Monday Morning Tai Chi Training Tip # 261
As all Tai Chi players know, our art is based on yin and yang. Seems simple. Yin has certain qualities like inner, condensed, low, dark, yielding, night, feminine, etc. Yang is described as opposite of these – outer, expanded, high, light, creative, day, masculine, etc. Seems simple enough.
But think deeper on this. The number 2 is twice as many as the number 1, so 2 would be yang – in relation to 1 – which is yin in relation to 2. Yet 2 is half as much as 4, so 2 would be yin and 4 yang. In Tai Chi philosophy, there are no absolutes. Yin and Yang are relative terms. I look out my window. The sun is starting to set. It is light (yang) but less light than at 12 noon, and more light than 12 midnight.
The point I am trying to make is that one can not speak of good or bad, up or down, fast or slow, hard or soft, etc. as they are relative. One of the informative aspects of Tai Chi practice is slowing the mind enough to experience the gradual changes from yin to yang and back again. To experience the fullest possible as well as the most empty. But again, my fullest might not be as full as yours.

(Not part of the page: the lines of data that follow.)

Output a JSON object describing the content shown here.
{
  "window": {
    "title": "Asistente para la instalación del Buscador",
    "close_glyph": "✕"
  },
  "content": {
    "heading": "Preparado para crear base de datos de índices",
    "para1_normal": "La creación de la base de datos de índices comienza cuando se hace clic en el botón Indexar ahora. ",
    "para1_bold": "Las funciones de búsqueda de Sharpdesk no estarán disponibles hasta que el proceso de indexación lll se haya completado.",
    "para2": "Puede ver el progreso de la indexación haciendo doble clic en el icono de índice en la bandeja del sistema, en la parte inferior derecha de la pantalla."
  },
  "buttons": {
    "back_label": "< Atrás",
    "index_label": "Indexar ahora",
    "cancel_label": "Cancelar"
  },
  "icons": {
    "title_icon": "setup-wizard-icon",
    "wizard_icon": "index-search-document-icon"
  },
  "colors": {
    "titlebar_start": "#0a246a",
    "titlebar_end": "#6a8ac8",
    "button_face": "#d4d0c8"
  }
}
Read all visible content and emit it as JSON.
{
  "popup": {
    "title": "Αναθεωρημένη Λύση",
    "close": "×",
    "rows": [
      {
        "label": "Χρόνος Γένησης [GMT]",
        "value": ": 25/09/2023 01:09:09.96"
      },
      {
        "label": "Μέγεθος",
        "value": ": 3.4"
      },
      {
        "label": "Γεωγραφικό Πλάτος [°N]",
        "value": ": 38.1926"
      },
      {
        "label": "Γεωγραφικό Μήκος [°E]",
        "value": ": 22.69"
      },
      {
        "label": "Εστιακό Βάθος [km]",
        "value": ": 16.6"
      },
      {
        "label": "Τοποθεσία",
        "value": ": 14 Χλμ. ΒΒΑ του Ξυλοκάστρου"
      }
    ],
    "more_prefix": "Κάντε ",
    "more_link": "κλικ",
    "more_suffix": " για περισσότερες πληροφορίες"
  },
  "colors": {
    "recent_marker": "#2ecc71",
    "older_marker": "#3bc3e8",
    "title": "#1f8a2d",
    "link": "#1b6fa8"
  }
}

Tai Chi practice and philosophy helps us to be more accepting of others, to take the time to understand where they are now, where they came from, and where they are headed. Just like feeling the body/mind move from sit stance to bow stance at different speeds can be trained by starting slowly and gradually increasing speed and intensity and then back to slow again. Experiment . Don’t fall asleep by always doing your form practice the same way. Try fast/slow. Concentrated/expanded. High level/low. Long stance/short stance. Right side/left side. By yourself/in a group. In an open space/ in a cramped place.
Experience what works for you. Try it again some other time and see if it still works best. Don’t take anyone’s statements as gospel. Only you are able to feel the inside of your body/mind and determine where you are now, what direction are you headed, and if you are happy with how your life is playing out. Listen to the experts, and be open to the fact you are unique with special skills and talents.
Full contact fighting contests are quite popular right now. There are many lessons to be learned from these contests. The most important for me is that nice guys do finish first, and what counts is how you play the game, not whether you win or lose.
If someone can best his opponent without hurting him, he gains respect from all. It takes real skill to win one of those matches without destroying the other person, and very often it is not the big guy who wins. Technique is extremely important.
If we can take a lesson from these contests and relate to our interpersonal relationships, we will have come a long way. We don’t have to put other people down to move ahead. We don’t have to hurt our loved ones when we disagree.
Martial arts training is not about fighting for most of us. It is about learning, practicing, and using the martial philosophy in our everyday lives to keep ourselves healthy and happy, aiding those around us to recognize their skills and abilities, and increasing our own enjoyment of life.